It’s interesting how the state-run press is uniformly uninterested in grilling Barack Obama about his supposed Christian faith, but they love to play “gotcha” by asking Republicans about it.
That’s what happened most recently with Wisconsin Gov. Scott Walker, a prospective Republican presidential contender.
“I don’t know,” Walker said while in Washington for the winter meeting of the National Governors Association, after being asked if Obama was a Christian.
But that wasn’t enough for the Washington Post. Two reporters double-teamed the governor insisting Obama has frequently spoken publicly about his Christian faith, to which Walker responded: “I’ve actually never talked about it or I haven’t read about that. I’ve never asked him that. You’ve asked me to make statements about people that I haven’t had a conversation with about that. How [could] I say if I know either of you are a Christian?”
The question was really a followup to another one he declined to answer definitively about whether or not Obama loves America, which had earlier been questioned by former New York Mayor Rudy Giuliani.
Walker responded to that one with this: “I don’t know, I honestly don’t know, one way or the other. I’ve said that 100 times, too.”
It’s a classic case of the media defending Obama – not by asking him about delicate questions based on his behavior, his own words and his own policies, but by putting Republicans on the spot.
While I can understand why some politicians won’t fall into the obvious trap of judging the hearts and minds of others – especially a president running roughshod over the Constitution, making dangerous and reckless foreign policy decisions, ruling domestically like a dictator and destroying the economy, I am only too happy to comment on Obama’s alleged Christian faith.
No. 1: Obama will be judged by the Creator of the universe one day for his beliefs and his actions on matters of faith in Jesus, the only way anyone can experience eternal life, the Bible clearly teaches.
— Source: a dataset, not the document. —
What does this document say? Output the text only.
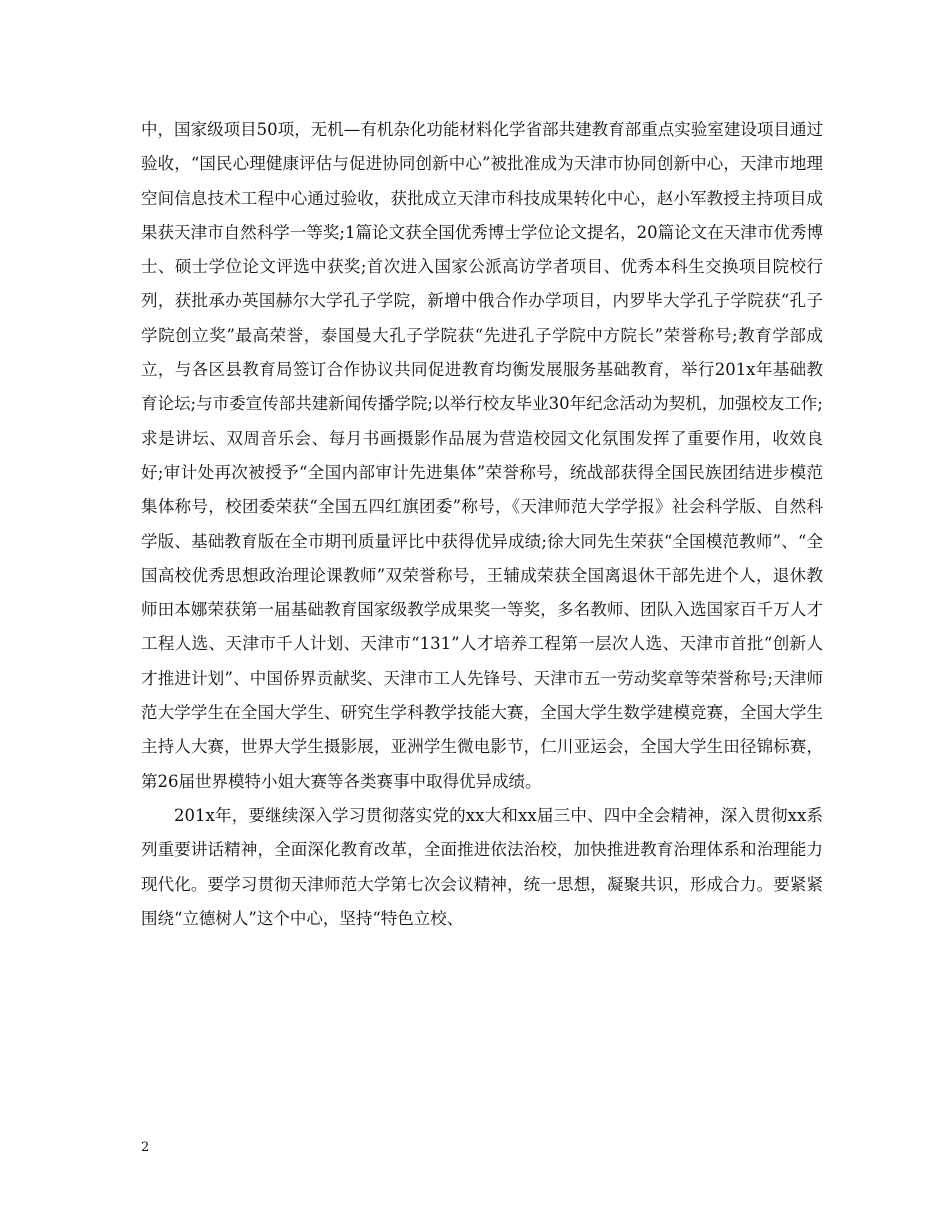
中，国家级项目50项，无机—有机杂化功能材料化学省部共建教育部重点实验室建设项目通过验收，“国民心理健康评估与促进协同创新中心”被批准成为天津市协同创新中心，天津市地理空间信息技术工程中心通过验收，获批成立天津市科技成果转化中心，赵小军教授主持项目成果获天津市自然科学一等奖;1篇论文获全国优秀博士学位论文提名，20篇论文在天津市优秀博士、硕士学位论文评选中获奖;首次进入国家公派高访学者项目、优秀本科生交换项目院校行列，获批承办英国赫尔大学孔子学院，新增中俄合作办学项目，内罗毕大学孔子学院获“孔子学院创立奖”最高荣誉，泰国曼大孔子学院获“先进孔子学院中方院长”荣誉称号;教育学部成立，与各区县教育局签订合作协议共同促进教育均衡发展服务基础教育，举行201x年基础教育论坛;与市委宣传部共建新闻传播学院;以举行校友毕业30年纪念活动为契机，加强校友工作;求是讲坛、双周音乐会、每月书画摄影作品展为营造校园文化氛围发挥了重要作用，收效良好;审计处再次被授予“全国内部审计先进集体”荣誉称号，统战部获得全国民族团结进步模范集体称号，校团委荣获“全国五四红旗团委”称号，《天津师范大学学报》社会科学版、自然科学版、基础教育版在全市期刊质量评比中获得优异成绩;徐大同先生荣获“全国模范教师”、“全国高校优秀思想政治理论课教师”双荣誉称号，王辅成荣获全国离退休干部先进个人，退休教师田本娜荣获第一届基础教育国家级教学成果奖一等奖，多名教师、团队入选国家百千万人才工程人选、天津市千人计划、天津市“131”人才培养工程第一层次人选、天津市首批“创新人才推进计划”、中国侨界贡献奖、天津市工人先锋号、天津市五一劳动奖章等荣誉称号;天津师范大学学生在全国大学生、研究生学科教学技能大赛，全国大学生数学建模竞赛，全国大学生主持人大赛，世界大学生摄影展，亚洲学生微电影节，仁川亚运会，全国大学生田径锦标赛，第26届世界模特小姐大赛等各类赛事中取得优异成绩。

201x年，要继续深入学习贯彻落实党的xx大和xx届三中、四中全会精神，深入贯彻xx系列重要讲话精神，全面深化教育改革，全面推进依法治校，加快推进教育治理体系和治理能力现代化。要学习贯彻天津师范大学第七次会议精神，统一思想，凝聚共识，形成合力。要紧紧围绕“立德树人”这个中心，坚持“特色立校、

2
It’s really a matter between him and God.
No. 2: While Obama has repeatedly and publicly stated he is a Christian, it has not been without ambiguity and astonishingly confusing talk and actions. Think about the interview with ABC’s George Stephanopoulos in which he referred to “my Muslim faith,” and had to be corrected by the former official in Bill Clinton’s administration: “You mean your Christian faith.” I’ve never met another Christian who made such a slip.
No. 3: I’ve never heard another Christian characterize the Muslim call to prayer as “one of the prettiest sounds on Earth at sunset.”
No. 4: Obama said he came to his Christian faith at the church of Rev. Jeremiah Wright, at whose feet he sat for 20 years. But even Wright questioned Obama’s commitment. In an interview with Ed Klein, Wright was asked if he converted Obama from Islam. His answer, said Klein, was: “I don’t know about that. But I can tell you that I made it easy for him to come to an understanding of who Jesus Christ is and not feel that he was turning his back on his Islamic friends and his Islamic traditions and his understanding of Islam.” If his own pastor of 20 years cannot say whether Obama is a Christian, how are others supposed to affirm with certainty that he is?
No. 5: What does Obama say about his faith beyond asserting, “I am a Christian”? He told one interviewer: “I believe that there are many paths to the same place, and that is a belief that there is a higher power, a belief that we are connected as a people. That there are values that transcend race or culture, that move us forward, and there’s an obligation for all of us individually as well as collectively to take responsibility to make those values lived.” But Jesus flatly contradicted the notion that there are “many paths to the same place” – if that place is the Kingdom of God. In John 14:6, Jesus said, “I am the way, the truth, and the life: no man cometh unto the Father, but by me.” In other words, it’s not enough to believe “there is a higher power, a belief that we are connected as a people.” Does Obama believe what Jesus said about being the only way to the Father? Or is he believing in another gospel entirely?
Indeed there are good reasons for Christians to wonder about Obama’s claims to be a follower of Jesus – including his policies such as affirmation of same-sex marriage, abortion on demand for any reason or at any stage of development, including babies who survive outside the womb, the abject abandonment of persecuted Christians in the Middle East while offering “refugee” status to tens of thousands of Sunni Muslims, who are not experiencing religious persecution.
Some are fond of quoting Matthew 7, in which Jesus said, “Judge not, that ye be not judged.” But that’s not all Jesus said about judgment.
In the same chapter, He said believers would not be clueless in knowing who is a true believer and who is not: “Wherefore by their fruits ye shall know them. Not every one that saith unto me, Lord, Lord, shall enter into the kingdom of heaven; but he that doeth the will of my Father which is in heaven. Many will say to me in that day, Lord, Lord, have we not prophesied in thy name? and in thy name have cast out devils? and in thy name done many wonderful works? and then will I profess unto them, I never knew you: depart from me, ye that work iniquity.”
Does Obama have such fruits of the faith to show?
I’m not judging, but I can’t see any. Can you?